When Tom Cruise got stuck on a video game and decided to ask the creators for help: “No endorsements!”
Tom Cruise is a tricky one. In the last 20 years or so, he has done a fine job of coming across as literally the nicest guy in movies; down to earth, up for taking the piss out of himself, fine with posing for endless selfies, coming across really well in interviews. He seems great, and a bloke you would sit in the pub with.
But, and it’s a big but, this is the same Tom Cruise who you can, with a cursory search of the interwebs, find jumping manically on a sofa on Oprah, being immensely worrying on those big Scientology award shows that have terrifying men in suits hugging each other, and giving some truly bizarre interviews about medicines.
So, which is it, Tom? Are we supposed to like you or not? Well, to give him his due, 20 years is a long time, and first and foremost, what Cruise is, and has always been, is a movie star. And if we reduce it down to simply that, then there’s a fair argument that he is probably the best at it, and has been getting better, consistently, over his long, long career.
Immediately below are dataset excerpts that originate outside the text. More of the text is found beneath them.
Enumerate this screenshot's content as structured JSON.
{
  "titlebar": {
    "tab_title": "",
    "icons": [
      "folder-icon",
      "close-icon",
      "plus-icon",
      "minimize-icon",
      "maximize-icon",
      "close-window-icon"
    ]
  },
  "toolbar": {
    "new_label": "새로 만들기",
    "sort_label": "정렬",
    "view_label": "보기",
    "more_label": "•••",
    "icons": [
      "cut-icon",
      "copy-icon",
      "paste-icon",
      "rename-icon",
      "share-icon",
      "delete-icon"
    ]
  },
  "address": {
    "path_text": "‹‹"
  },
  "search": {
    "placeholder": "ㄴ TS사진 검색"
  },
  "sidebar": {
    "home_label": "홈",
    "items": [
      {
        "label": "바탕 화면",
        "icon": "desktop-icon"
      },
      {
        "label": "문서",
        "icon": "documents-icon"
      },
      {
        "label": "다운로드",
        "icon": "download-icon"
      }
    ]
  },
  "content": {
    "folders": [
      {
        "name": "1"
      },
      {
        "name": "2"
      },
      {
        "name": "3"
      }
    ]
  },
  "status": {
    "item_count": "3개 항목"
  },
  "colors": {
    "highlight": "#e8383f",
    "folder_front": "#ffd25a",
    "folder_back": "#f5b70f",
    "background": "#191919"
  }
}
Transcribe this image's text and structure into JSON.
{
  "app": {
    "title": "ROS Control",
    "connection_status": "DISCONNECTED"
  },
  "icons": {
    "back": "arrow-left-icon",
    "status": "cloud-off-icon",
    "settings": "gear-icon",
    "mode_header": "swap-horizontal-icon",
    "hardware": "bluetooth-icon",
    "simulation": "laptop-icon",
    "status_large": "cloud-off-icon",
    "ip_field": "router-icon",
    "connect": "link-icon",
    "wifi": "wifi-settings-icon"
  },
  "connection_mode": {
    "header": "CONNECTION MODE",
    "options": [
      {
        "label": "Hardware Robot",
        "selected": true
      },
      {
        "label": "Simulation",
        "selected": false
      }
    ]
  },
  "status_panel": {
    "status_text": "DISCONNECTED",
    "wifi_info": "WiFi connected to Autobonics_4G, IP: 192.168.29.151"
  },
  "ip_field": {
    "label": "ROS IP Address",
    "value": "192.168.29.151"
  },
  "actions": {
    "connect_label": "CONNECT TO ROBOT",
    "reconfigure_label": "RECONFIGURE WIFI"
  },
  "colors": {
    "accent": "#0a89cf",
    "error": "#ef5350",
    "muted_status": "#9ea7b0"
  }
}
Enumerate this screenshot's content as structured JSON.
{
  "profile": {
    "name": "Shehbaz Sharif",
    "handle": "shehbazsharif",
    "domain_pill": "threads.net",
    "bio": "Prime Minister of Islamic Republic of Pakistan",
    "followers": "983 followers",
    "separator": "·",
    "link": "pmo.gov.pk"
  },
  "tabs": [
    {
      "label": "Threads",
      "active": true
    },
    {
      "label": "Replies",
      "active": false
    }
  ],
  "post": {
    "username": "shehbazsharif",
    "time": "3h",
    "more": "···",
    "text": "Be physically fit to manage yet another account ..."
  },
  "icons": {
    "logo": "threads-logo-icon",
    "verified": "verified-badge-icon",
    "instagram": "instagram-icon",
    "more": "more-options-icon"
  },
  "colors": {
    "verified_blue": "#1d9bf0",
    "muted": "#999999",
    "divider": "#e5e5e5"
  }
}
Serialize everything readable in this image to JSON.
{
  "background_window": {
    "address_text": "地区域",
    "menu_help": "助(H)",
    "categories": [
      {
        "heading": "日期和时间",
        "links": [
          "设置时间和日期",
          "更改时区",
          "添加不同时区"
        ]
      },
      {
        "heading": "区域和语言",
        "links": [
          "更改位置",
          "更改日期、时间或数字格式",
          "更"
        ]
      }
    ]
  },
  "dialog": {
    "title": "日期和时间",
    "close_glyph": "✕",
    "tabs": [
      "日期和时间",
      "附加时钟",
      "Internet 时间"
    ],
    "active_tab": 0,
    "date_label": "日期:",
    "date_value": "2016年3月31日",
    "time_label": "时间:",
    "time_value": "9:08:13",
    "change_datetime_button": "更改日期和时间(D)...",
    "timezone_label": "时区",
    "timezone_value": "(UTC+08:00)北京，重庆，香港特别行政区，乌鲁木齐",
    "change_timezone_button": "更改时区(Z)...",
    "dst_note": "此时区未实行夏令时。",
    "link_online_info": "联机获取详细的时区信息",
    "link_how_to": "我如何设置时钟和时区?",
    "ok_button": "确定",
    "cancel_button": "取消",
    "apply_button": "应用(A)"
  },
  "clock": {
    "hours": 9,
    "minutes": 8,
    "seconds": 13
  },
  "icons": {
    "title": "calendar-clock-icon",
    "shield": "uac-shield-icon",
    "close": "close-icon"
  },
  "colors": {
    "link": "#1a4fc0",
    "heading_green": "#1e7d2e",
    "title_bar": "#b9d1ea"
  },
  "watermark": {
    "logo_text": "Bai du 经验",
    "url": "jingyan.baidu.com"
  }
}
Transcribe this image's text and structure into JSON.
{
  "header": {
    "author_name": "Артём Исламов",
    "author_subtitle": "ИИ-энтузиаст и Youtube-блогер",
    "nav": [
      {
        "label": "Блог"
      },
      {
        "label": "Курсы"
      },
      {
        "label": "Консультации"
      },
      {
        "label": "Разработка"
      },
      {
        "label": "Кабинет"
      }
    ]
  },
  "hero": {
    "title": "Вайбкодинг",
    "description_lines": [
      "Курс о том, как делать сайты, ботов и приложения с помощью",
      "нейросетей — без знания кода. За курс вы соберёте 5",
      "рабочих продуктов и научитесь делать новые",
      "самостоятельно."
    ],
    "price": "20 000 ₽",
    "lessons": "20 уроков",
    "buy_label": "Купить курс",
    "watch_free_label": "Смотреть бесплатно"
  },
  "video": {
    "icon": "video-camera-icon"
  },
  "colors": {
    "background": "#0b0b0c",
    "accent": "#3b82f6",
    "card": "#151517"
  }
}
If any proof of that were needed it’s that he has pushed action films to a place they’ve never been before, with the second half of Top Gun Maverick an astounding display of stunts and camera work and one scene in particular in the final Mission Impossible movie (clue: it involves Cruise inside a sinking nuclear submarine) so jaw-dropping it ranks as one of the finest action movie moments of all time.
The Tom Cruise we’re going to look at today, however, is 1990s Tom Cruise. This is the Jerry Maguire, Days of Thunder, biggest movie star in the world Tom Cruise, during the Nicole Kidman marriage and before the questionable Katie Holmes partnership and before he went full ‘insane laughing on a couch’. So Tom Cruise, but still just…off somehow.
An example of just how interesting Cruise was back in those days comes thanks to the apocryphal tale from Kotaku of how the star was passing a bit of down time while filming one of the earlier Mission Impossible movies here in London by having a go on a popular video game of the time, known as Marathon.
Reportedly, Cruise was having some issues with his progress on the first person shooter, and so in the absence of being able to look up a walkthrough (internet hadn’t been invented) or god forbid just ask someone near him to help out, he decided to call up the head office of Bungie, the game’s developers and see if someone could tell him what to do.
He ended up being put through to a writer named Matt Soell, who said: “Technically his lackey called me; Tom Cruise has people to do these things for him, you know. I passed the call to (Head of PR) Doug Zartman because the lackey was communicating poorly…He’s in a big dark room, there’s a corridor going out of it but the door doesn’t work, and there’s this monster shooting at him, and there’s another room he can see but he can’t get to…”
It would seem Cruise, who you can imagine might have been wearing one of those gaming headsets like he does in the Mission Impossible films despite the fact that online chat rooms were at least a decade off, had enough at that point and just decided to take care of things himself, much as he does when having to run really fast either toward or away from an explosion. Or pull someone out of a car that’s underwater.
As Soell adds: “Moments later, Tom Cruise grabbed the phone and started talking directly to Doug, who quickly helped him figure out whatever was confusing him. I believe the lackey was still listening in on an extension or something because at one point Doug jokingly asked Mr Cruise if he wanted to do an ad for the game and the lackey shouted ‘NO ENDORSEMENTS!’”
If Cruise is free these days, and it doesn’t seem likely, then he’ll soon get to play a reboot of Marathon, as Bungie currently have one in development for 2026, although it has caused no little controversy with early reviewers disappointed by what they’ve seen.